Of particular interest to this blog are a series of initiatives Russia has taken recently vis-à-vis North Korea, covered well by NKNews here and here: Alexander Fedorovskiy provides a longer-run background in a piece for Russian Analytic Digest last summer

  • Recently Russia has reiterated its interest in completing the Korean trunk line of the trans-Siberian railway, the motive for investments completed last year in the Khasan-Rajin rail link. This issue was raised at the Park-Putin summit in November.  There is also the longstanding issue of a possible pipeline that we have covered in some detail.

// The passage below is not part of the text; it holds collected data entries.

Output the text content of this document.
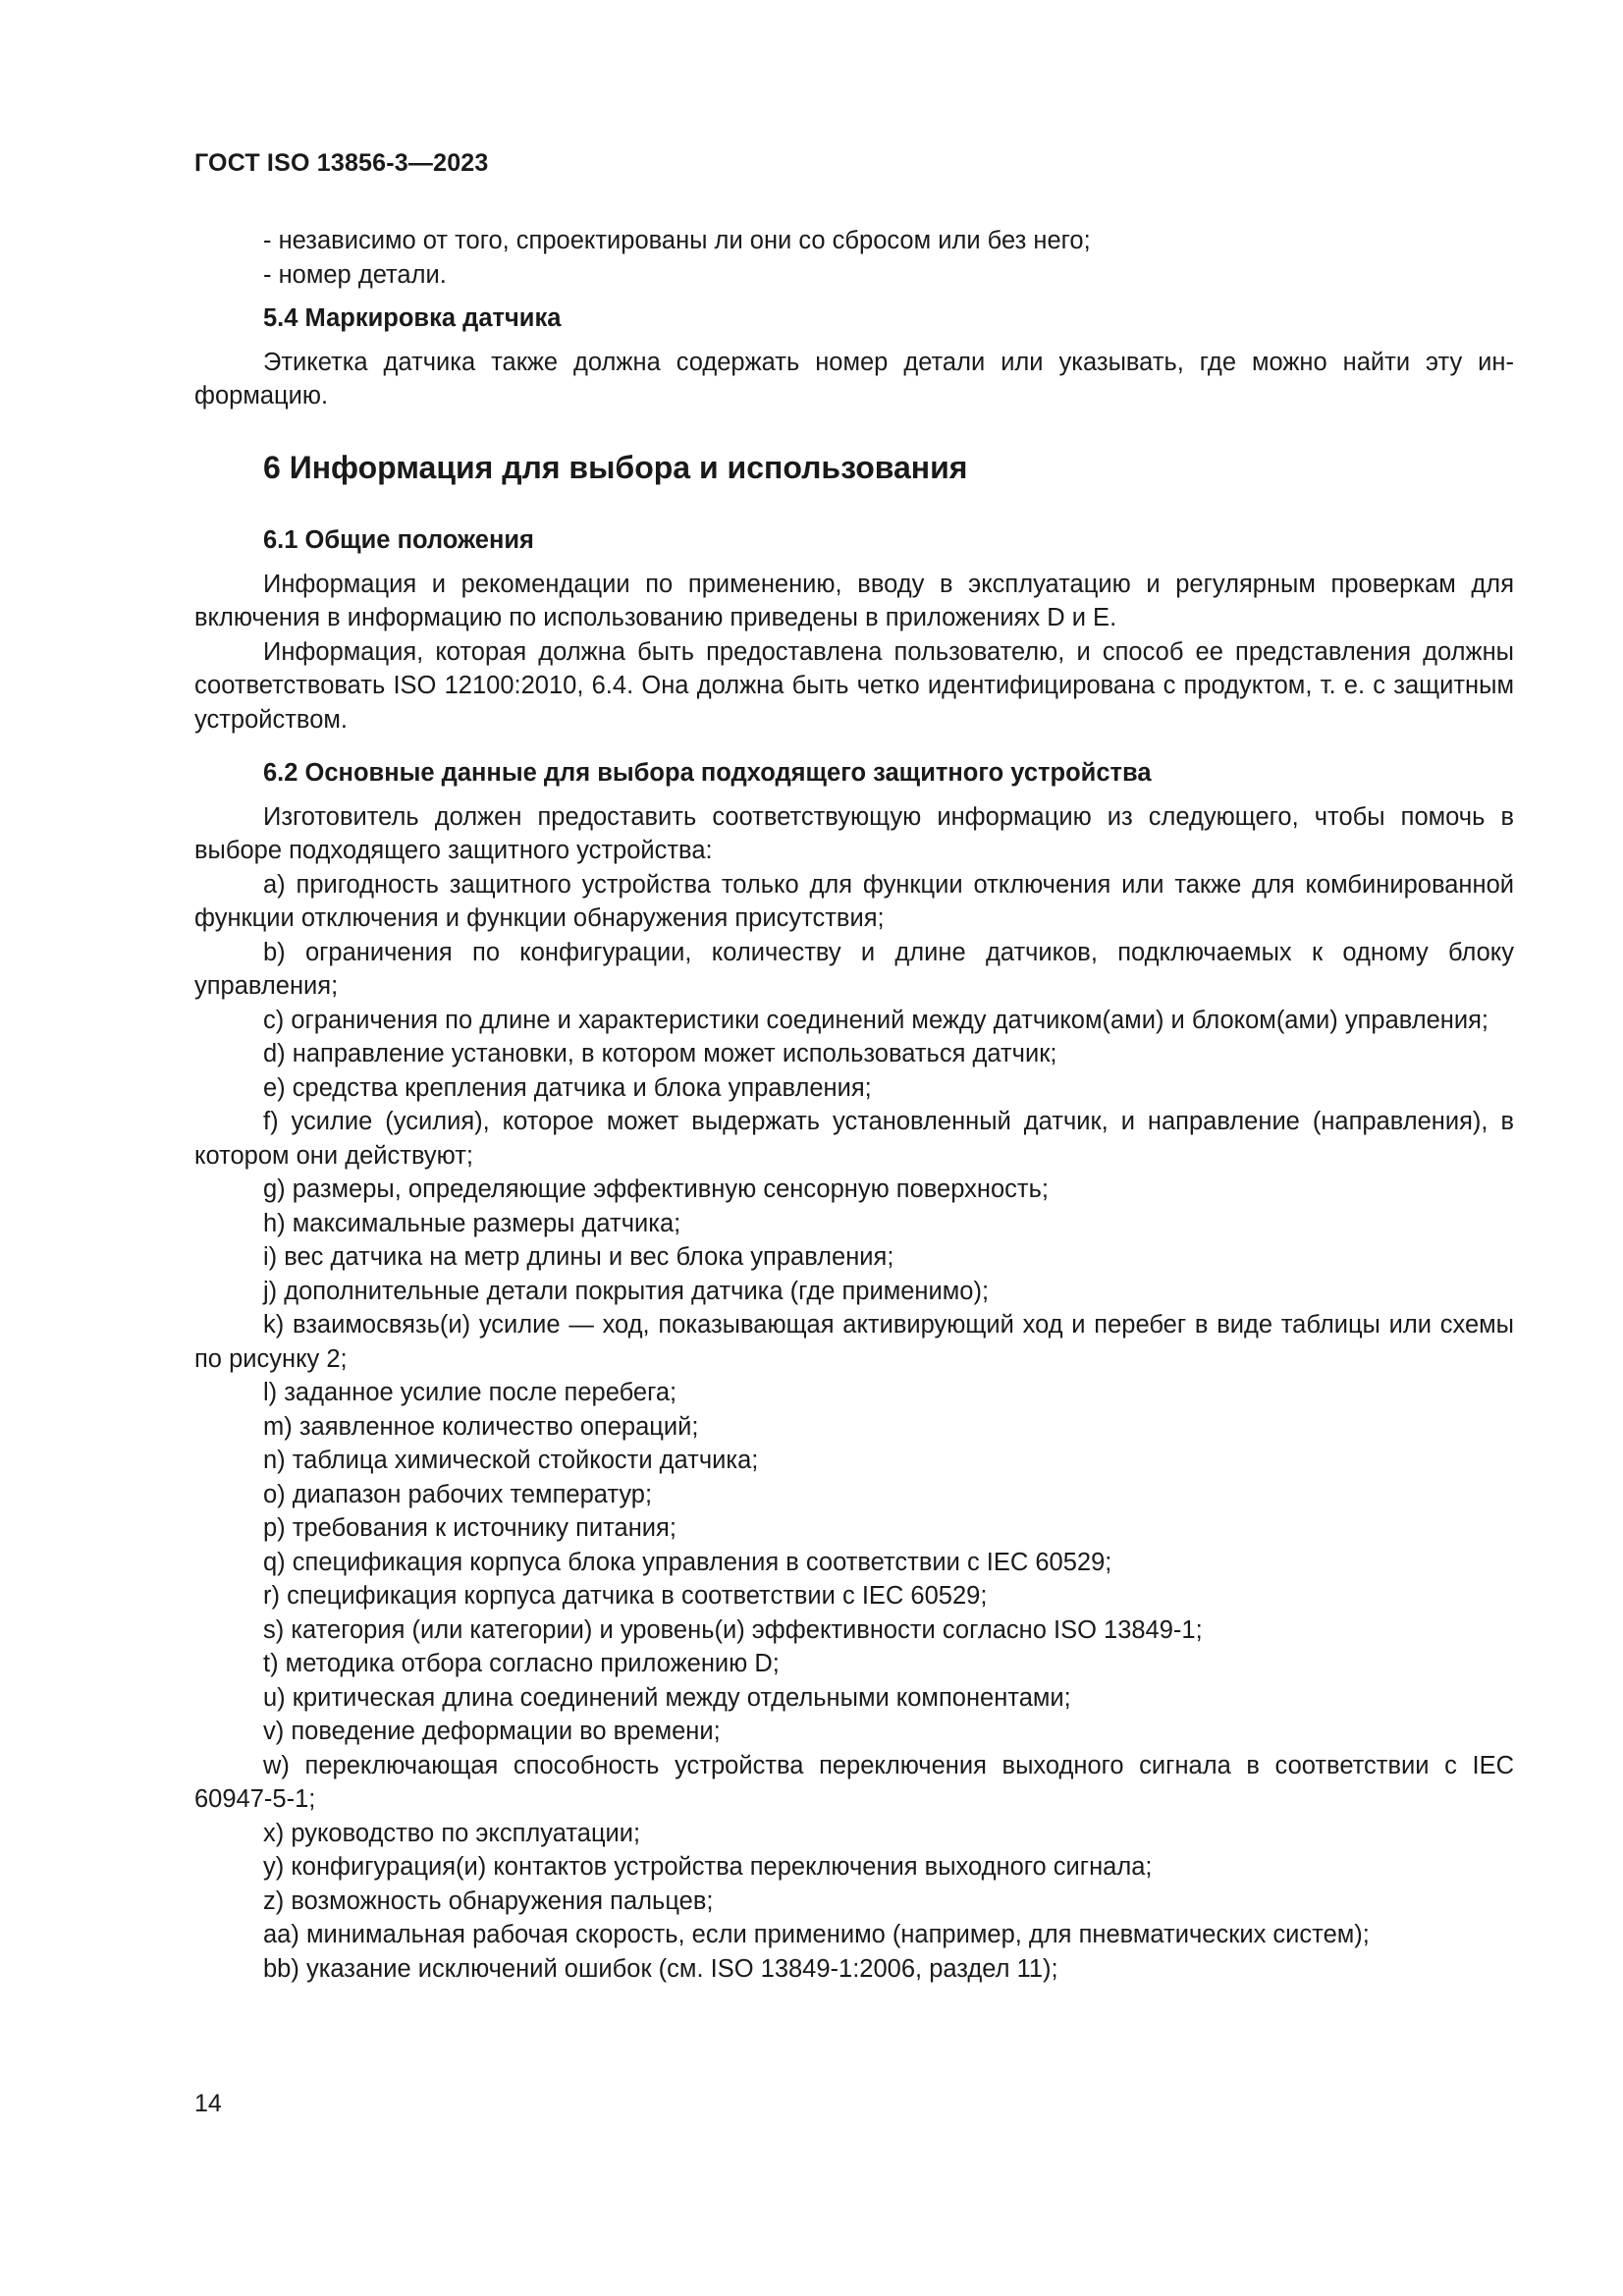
ГОСТ ISO 13856-3—2023
- независимо от того, спроектированы ли они со сбросом или без него;
- номер детали.
5.4 Маркировка датчика

Этикетка датчика также должна содержать номер детали или указывать, где можно найти эту информацию.

6 Информация для выбора и использования
6.1 Общие положения

Информация и рекомендации по применению, вводу в эксплуатацию и регулярным проверкам для включения в информацию по использованию приведены в приложениях D и E.

Информация, которая должна быть предоставлена пользователю, и способ ее представления должны соответствовать ISO 12100:2010, 6.4. Она должна быть четко идентифицирована с продуктом, т. е. с защитным устройством.

6.2 Основные данные для выбора подходящего защитного устройства

Изготовитель должен предоставить соответствующую информацию из следующего, чтобы помочь в выборе подходящего защитного устройства:

a) пригодность защитного устройства только для функции отключения или также для комбинированной функции отключения и функции обнаружения присутствия;
b) ограничения по конфигурации, количеству и длине датчиков, подключаемых к одному блоку управления;
c) ограничения по длине и характеристики соединений между датчиком(ами) и блоком(ами) управления;
d) направление установки, в котором может использоваться датчик;
e) средства крепления датчика и блока управления;
f) усилие (усилия), которое может выдержать установленный датчик, и направление (направления), в котором они действуют;
g) размеры, определяющие эффективную сенсорную поверхность;
h) максимальные размеры датчика;
i) вес датчика на метр длины и вес блока управления;
j) дополнительные детали покрытия датчика (где применимо);
k) взаимосвязь(и) усилие — ход, показывающая активирующий ход и перебег в виде таблицы или схемы по рисунку 2;
l) заданное усилие после перебега;
m) заявленное количество операций;
n) таблица химической стойкости датчика;
o) диапазон рабочих температур;
p) требования к источнику питания;
q) спецификация корпуса блока управления в соответствии с IEC 60529;
r) спецификация корпуса датчика в соответствии с IEC 60529;
s) категория (или категории) и уровень(и) эффективности согласно ISO 13849-1;
t) методика отбора согласно приложению D;
u) критическая длина соединений между отдельными компонентами;
v) поведение деформации во времени;
w) переключающая способность устройства переключения выходного сигнала в соответствии с IEC 60947-5-1;
x) руководство по эксплуатации;
y) конфигурация(и) контактов устройства переключения выходного сигнала;
z) возможность обнаружения пальцев;
aa) минимальная рабочая скорость, если применимо (например, для пневматических систем);
bb) указание исключений ошибок (см. ISO 13849-1:2006, раздел 11);
14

  • In late March, a delegation of Russian officials visited the country and signed a protocol outlining the ambitious goal of $1 billion in two-way trade by 2020. A curious feature of the agreement was the decision to allow settlement of trade in rubles. If North Korea is short of foreign exchange, this could be useful for Russian purchases but the DPRK would still have to earn the rubles. One possibility: that labor exports to the Russian Far East may ramp up under this agreement as well. It will be interesting to see if North Korean exporters are as interested in earning rubles on their exports; we are doubtful.
  • A month later, Russia’s vice-premier and special envoy to the Far East Yury Trutnev was also in North Korea with the governors of Russia’s far-eastern provinces (Primorsky, Khabarovsky and Amursky); the president of the autonomous Russian republic Tatarstan visited Pyongyang for talks on energy too. (Ironically, the the TASS story detailing the trip carried the headline “Vice-Premier Yuri Trutnev in South Korea.”)
  • By chance, the relevant Duma committee finally voted on the write-off of  North Korea’s Russian debt negotiated in 2012.  This complex agreement envisioned a joint fund that would finance common infrastructure projects.

North Korean motives with respect to these projects are relatively clear: they fit with the broader effort to secure more foreign investment and have the added advantage of diversifying away from China, including perhaps with respect to energy. For Russia, however, the motives may be less economic than geostrategic signaling. Moscow has the ability to make life difficult for Europe and the United States; it is not coincidental that the North Korea initiatives were taking place at the same time that Russia was pursuing a large energy deal with Iran that could effect sanctions with that country.